Granulysin produced by uterine natural killer cells induces apoptosis of extravillous trophoblasts in spontaneous abortion

Immune changes are known to occur in recurrent spontaneous abortion, but it is unclear whether either maternal natural killer (NK) cells or T cells attack fetus-derived trophoblasts. To clarify the immunological causes of spontaneous abortion, we examined the relationship between cytotoxic granule proteins in decidual lymphocytes, such as granulysin, granzyme B, and perforin, and the induction of apoptosis in extravillous trophoblasts (EVTs). The number of granulysin-positive CD56^bright NK cells increased significantly in the decidua basalis during spontaneous abortion compared with normal pregnancy; however, granzyme B- and perforin-positive cells did not change. Interestingly, the expression of granulysin was also detected in the nuclei of EVTs in spontaneous abortion samples. When IL-2-stimulated CD56^bright NK cells were cocultured with EVT cells (HTR-8/SV40neo), granulysin was found initially in the cytoplasm and then accumulated in the nuclei of the HTR-8/SV40neo cells.
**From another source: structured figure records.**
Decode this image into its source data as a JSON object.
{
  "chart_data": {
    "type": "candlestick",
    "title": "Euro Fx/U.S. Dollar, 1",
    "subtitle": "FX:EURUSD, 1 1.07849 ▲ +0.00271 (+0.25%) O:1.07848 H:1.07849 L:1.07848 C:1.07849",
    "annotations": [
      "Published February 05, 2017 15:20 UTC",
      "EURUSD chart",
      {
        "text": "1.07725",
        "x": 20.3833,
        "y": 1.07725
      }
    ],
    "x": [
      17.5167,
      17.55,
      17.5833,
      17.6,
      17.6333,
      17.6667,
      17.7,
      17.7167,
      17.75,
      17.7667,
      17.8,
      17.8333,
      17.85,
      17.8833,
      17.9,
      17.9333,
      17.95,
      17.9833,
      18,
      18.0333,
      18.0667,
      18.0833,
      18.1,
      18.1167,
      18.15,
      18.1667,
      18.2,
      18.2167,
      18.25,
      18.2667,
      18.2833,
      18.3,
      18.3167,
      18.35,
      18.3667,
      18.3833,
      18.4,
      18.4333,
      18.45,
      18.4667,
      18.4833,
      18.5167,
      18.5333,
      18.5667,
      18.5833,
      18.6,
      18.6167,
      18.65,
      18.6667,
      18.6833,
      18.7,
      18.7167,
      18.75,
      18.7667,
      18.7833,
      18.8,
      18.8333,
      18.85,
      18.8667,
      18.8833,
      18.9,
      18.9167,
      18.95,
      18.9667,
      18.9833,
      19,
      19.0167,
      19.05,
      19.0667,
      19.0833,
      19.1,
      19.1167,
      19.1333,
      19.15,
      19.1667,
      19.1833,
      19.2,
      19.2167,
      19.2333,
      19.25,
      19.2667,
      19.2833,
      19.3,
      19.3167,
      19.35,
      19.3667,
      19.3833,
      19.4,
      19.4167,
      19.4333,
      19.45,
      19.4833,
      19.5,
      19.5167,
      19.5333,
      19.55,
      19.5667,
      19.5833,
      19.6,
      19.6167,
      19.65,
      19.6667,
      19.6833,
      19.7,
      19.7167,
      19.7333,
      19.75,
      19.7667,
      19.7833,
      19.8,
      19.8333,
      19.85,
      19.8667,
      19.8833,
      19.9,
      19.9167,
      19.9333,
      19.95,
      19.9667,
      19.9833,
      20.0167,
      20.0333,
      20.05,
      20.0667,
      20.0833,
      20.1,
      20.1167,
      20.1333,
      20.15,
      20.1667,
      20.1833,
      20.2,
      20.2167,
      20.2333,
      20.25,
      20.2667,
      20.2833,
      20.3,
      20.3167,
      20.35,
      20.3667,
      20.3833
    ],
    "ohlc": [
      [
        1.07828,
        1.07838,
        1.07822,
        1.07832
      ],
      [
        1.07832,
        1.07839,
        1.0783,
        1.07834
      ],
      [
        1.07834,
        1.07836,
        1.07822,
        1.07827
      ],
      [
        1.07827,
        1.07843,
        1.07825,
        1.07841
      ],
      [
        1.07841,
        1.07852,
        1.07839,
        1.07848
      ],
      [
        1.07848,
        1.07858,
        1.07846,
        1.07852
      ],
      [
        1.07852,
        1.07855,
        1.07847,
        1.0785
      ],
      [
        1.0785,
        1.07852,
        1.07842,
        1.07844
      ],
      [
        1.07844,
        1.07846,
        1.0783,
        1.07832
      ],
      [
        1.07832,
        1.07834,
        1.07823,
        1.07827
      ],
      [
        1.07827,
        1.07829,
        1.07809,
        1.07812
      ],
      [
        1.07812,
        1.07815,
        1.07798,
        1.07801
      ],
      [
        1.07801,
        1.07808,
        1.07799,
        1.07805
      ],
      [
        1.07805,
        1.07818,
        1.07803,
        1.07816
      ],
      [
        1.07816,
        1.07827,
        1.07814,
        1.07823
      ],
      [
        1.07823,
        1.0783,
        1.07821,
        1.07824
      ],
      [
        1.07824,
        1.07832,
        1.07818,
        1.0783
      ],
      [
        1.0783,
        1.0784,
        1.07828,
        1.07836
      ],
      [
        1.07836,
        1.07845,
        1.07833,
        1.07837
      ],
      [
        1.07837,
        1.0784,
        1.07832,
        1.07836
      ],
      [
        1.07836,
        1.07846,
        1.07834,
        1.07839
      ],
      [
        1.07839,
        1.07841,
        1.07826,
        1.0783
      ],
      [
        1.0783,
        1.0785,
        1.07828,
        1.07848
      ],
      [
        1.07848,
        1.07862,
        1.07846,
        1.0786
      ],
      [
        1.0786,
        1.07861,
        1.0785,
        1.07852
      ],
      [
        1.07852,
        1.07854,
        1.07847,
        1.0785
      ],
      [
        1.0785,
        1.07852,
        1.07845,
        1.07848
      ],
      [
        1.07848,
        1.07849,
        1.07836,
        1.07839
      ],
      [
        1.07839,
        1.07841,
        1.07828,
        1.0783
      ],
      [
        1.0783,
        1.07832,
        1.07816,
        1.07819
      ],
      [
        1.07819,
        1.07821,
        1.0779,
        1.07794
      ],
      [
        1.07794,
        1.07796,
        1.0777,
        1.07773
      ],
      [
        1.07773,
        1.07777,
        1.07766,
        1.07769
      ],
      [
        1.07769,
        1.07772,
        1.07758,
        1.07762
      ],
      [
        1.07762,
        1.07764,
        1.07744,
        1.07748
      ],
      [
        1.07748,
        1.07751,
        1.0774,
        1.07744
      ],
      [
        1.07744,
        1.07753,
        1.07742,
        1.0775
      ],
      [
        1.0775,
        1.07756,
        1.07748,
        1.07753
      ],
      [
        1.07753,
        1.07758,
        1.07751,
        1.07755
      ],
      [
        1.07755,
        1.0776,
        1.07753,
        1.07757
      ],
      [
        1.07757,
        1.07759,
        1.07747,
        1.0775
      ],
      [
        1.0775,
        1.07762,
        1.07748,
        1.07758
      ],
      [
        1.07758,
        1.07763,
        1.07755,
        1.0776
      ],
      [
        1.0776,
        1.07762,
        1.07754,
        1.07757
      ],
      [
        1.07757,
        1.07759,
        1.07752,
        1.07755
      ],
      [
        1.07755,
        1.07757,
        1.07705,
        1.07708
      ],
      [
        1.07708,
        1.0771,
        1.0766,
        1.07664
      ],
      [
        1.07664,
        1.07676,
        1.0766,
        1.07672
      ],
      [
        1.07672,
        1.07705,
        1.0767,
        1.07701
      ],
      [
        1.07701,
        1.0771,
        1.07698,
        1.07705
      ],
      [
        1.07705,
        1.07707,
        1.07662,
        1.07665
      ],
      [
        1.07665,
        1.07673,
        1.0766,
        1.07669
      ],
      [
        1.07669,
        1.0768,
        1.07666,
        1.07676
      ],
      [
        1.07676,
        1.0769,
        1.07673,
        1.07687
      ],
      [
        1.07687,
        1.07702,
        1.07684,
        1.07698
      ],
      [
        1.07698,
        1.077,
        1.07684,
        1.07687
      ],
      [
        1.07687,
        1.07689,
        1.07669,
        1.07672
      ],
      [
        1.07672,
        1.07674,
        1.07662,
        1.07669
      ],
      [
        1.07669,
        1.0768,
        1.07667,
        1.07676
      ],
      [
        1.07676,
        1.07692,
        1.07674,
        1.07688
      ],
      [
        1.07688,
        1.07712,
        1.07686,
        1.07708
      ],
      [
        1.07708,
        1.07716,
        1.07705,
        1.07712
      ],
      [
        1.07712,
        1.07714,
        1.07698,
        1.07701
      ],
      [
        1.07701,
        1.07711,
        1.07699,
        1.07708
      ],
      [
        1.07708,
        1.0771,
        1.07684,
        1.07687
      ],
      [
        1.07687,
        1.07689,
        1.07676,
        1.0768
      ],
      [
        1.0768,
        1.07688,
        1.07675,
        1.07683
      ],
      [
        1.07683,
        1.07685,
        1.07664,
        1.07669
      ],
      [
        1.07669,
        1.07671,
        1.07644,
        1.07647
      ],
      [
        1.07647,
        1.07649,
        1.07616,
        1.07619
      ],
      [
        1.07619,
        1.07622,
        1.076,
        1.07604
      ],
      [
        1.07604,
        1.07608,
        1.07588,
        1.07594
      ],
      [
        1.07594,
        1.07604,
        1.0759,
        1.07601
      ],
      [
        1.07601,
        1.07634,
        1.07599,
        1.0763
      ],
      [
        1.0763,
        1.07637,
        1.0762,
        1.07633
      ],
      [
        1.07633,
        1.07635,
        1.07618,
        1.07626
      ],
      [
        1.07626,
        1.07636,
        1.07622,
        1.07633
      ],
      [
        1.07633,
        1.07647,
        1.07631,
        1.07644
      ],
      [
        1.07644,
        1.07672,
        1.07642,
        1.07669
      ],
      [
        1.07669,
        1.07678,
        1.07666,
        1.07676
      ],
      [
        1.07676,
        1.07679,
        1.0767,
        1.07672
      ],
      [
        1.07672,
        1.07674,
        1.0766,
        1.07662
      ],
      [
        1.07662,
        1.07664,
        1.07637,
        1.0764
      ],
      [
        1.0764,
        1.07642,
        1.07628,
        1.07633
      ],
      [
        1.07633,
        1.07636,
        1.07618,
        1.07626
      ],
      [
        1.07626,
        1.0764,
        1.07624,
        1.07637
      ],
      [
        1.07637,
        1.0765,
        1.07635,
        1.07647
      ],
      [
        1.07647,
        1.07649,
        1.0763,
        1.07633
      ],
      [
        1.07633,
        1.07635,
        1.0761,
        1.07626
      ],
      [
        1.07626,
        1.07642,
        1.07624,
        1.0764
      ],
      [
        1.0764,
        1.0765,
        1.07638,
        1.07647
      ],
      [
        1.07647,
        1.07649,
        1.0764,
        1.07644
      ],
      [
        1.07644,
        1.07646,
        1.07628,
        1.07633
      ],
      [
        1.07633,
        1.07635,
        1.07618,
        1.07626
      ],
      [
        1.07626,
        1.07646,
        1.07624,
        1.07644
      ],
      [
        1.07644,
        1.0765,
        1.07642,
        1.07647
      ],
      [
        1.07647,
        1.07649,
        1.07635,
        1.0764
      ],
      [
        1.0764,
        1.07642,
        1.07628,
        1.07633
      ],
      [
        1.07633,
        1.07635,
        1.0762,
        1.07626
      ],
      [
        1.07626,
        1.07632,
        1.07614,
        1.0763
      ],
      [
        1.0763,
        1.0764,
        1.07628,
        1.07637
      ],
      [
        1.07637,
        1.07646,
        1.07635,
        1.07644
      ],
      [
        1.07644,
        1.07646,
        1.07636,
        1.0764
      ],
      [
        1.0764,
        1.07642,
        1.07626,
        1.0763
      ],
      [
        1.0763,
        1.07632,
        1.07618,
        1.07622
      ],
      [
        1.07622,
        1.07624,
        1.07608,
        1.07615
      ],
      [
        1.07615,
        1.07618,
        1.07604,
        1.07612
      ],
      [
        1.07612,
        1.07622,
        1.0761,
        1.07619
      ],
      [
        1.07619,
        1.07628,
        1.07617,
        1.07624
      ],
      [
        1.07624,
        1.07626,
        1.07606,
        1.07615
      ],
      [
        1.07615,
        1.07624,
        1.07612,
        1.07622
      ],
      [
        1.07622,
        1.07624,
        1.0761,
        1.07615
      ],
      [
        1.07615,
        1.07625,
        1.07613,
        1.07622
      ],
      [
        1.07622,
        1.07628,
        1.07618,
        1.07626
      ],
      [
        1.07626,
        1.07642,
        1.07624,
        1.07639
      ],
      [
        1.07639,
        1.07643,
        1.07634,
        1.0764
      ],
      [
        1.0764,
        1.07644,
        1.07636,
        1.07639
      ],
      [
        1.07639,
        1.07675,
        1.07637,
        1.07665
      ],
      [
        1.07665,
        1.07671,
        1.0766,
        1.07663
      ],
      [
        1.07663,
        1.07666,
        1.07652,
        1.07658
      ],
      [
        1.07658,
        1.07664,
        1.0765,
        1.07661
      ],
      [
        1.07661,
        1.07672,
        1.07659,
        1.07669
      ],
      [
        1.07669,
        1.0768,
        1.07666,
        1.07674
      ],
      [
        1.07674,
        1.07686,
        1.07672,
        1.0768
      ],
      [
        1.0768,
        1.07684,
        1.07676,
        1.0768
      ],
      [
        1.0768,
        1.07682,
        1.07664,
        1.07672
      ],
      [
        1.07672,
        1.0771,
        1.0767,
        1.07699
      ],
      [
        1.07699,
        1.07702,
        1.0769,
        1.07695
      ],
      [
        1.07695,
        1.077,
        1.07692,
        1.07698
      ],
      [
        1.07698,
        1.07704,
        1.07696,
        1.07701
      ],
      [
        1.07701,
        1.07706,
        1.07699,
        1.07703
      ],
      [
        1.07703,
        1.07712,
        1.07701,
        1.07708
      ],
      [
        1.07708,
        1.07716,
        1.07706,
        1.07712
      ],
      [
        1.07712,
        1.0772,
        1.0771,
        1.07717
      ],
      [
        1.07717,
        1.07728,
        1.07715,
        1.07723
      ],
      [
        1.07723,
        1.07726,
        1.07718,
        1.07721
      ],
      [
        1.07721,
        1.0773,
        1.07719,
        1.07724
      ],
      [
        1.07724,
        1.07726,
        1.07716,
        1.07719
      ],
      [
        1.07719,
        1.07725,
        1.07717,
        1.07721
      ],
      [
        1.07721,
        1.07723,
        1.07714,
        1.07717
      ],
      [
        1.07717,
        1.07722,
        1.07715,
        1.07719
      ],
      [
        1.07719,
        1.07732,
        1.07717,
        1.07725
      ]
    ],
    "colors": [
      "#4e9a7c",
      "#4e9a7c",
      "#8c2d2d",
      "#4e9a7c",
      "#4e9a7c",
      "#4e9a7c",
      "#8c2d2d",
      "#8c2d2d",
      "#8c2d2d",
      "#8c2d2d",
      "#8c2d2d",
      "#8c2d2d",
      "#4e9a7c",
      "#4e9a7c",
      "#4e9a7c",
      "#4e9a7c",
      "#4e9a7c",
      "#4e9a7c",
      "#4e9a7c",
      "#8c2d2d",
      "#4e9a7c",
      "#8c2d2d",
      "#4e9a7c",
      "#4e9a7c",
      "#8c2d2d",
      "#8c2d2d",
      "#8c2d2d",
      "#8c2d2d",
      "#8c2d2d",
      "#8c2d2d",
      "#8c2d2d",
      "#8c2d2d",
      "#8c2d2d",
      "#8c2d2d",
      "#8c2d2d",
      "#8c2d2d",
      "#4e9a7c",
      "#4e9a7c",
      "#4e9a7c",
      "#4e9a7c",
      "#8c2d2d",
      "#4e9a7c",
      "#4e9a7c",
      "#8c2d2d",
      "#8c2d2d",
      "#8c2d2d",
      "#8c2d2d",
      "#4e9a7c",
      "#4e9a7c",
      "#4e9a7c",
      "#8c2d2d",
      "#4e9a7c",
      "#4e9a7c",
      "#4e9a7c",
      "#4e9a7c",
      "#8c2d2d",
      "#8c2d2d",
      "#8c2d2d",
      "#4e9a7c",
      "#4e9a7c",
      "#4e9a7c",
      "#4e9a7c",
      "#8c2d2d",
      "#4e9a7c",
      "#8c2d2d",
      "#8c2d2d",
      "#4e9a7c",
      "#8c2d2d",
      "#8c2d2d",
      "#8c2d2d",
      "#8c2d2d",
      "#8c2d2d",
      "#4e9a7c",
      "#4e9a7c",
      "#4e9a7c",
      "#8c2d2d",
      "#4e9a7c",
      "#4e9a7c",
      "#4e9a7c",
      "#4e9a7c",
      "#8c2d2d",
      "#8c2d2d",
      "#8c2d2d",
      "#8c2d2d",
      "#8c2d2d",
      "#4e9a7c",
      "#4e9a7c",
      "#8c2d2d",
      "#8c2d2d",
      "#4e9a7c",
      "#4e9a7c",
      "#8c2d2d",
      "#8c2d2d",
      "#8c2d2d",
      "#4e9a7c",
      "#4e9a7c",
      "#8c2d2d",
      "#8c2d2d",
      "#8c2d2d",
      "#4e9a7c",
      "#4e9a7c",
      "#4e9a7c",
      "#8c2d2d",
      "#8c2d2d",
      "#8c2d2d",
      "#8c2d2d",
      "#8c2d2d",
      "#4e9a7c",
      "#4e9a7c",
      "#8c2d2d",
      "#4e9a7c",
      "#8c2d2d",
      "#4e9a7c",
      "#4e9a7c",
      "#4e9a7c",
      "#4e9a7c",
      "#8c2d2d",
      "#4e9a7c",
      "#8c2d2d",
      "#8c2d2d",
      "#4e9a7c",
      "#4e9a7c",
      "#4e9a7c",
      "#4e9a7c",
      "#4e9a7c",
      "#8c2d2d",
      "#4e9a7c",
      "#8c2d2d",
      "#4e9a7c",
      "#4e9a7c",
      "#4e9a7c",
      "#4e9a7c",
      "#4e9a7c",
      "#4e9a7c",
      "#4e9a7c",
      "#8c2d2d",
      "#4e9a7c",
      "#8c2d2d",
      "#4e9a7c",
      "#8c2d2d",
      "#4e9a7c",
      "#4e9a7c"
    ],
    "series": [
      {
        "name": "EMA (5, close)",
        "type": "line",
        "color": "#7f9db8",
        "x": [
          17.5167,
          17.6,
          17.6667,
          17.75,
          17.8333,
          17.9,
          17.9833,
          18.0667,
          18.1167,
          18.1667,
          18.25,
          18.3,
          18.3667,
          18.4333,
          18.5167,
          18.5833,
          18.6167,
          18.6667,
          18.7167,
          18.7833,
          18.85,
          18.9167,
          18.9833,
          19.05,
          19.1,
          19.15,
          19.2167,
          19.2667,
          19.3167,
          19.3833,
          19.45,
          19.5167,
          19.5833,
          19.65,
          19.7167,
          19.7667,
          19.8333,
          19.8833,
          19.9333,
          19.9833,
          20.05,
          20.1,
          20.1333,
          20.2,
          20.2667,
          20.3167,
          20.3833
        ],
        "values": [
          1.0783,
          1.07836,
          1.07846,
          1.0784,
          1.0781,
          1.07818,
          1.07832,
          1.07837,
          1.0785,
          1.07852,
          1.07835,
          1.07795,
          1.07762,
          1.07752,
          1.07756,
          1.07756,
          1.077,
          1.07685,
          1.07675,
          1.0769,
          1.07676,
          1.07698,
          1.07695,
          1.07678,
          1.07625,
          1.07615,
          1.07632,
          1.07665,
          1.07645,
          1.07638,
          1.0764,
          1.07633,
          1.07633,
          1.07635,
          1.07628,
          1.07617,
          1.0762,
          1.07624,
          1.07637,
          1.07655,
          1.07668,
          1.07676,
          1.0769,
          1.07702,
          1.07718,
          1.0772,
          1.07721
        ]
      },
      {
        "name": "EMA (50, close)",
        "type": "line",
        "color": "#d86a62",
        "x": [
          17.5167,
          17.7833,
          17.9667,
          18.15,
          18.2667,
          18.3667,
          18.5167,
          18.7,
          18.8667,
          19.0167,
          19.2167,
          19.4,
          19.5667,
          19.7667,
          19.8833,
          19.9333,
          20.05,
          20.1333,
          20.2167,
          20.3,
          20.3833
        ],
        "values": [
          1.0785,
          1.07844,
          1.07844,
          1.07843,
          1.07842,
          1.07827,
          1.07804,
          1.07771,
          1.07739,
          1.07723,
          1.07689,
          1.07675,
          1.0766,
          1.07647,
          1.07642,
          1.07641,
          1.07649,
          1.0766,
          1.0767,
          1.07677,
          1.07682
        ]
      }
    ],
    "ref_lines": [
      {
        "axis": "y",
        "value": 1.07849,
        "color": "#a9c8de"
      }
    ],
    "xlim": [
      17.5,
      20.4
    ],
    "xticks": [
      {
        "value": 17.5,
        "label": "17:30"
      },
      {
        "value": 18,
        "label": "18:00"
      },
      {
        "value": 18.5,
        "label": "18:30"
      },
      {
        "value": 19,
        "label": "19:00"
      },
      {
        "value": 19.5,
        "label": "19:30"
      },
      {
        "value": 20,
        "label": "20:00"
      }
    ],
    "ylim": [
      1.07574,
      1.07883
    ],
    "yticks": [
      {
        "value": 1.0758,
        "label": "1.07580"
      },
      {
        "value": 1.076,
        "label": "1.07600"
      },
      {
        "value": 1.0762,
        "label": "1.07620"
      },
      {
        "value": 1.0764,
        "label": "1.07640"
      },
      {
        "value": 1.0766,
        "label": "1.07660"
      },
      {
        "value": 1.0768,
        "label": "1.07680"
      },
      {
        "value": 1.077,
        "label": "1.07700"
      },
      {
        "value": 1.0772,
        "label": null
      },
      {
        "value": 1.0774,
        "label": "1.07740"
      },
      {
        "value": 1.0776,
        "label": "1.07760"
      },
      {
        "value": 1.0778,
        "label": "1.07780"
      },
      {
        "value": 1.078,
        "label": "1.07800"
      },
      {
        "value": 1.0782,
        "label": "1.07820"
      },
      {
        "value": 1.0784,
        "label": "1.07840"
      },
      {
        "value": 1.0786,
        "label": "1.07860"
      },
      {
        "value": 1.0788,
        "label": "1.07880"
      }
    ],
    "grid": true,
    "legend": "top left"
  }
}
Furthermore, transfected cells expressing a GFP-granulysin fusion protein induced apoptosis in HTR-8/SV40neo cells independently of caspases. Our results suggest that granulysin-positive uterine NK cells attack EVTs; subsequently, the uNK-derived granulysin actively accumulates in the nuclei of EVTs, causing the death of EVTs due to apoptosis. These data support a new apoptosis pathway for trophoblasts via uNK-derived granulysin, suggesting that granulysin is involved in spontaneous abortion.